One of the first in a series of art-making dreams was about a multicolored snake. In the dream, I could see the snake slither and move on the floor. I was fascinated by its vibrant colors. The colors were hypnotic; they moved in slow motion. To me the snake was a reminder of all sorts of things that are necessary to an artist’s life—emotion, mainly, but intuition as well, the kinds of sharp instincts that tell you when to be silent, when to hiss, and when to strike. I watched the snake move for what seemed like a long time, until it unexpectedly struck the right side of my head. I had been bitten by what I later came to understand was a lifelong passion for contemporary art. I realized that I would spend the rest of my life fostering my own life as an artist as well as the creativity of others. You could say ArtPace San Antonio was born at that moment.

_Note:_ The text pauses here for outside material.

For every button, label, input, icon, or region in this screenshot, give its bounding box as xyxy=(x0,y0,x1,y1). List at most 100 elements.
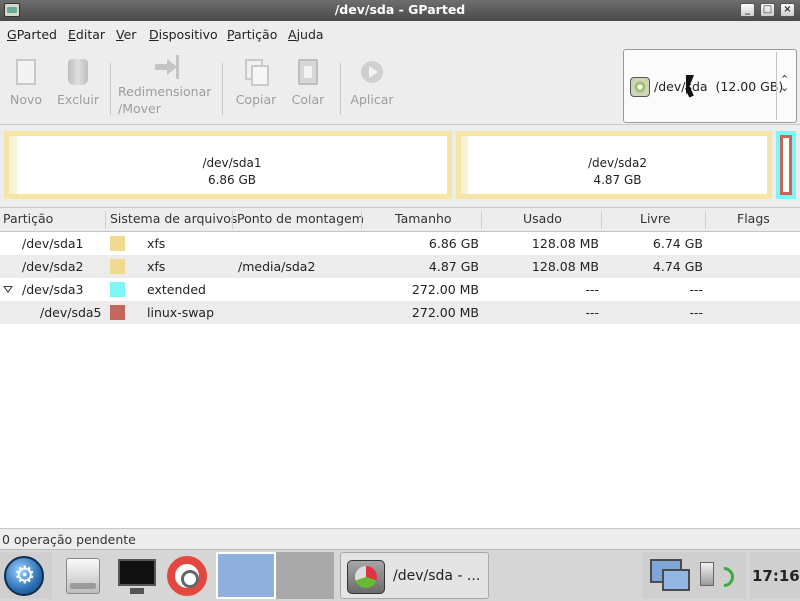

Kit and I worked out the details of the divorce with a minimal amount of hostility. As a result of the settlement, I gave up my share of Pace Picante Sauce. When Kit sold it to the Campbell Soup Company eight years later, I didn’t have many regrets, even though I didn’t share in the profits of the sale. He made a shrewd deal.

By then I was working regularly in my studio as an artist, building my own collection of contemporary art, and getting to know more than one hundred artists from around the world. I made a good deal myself. The script I am living is finally my own.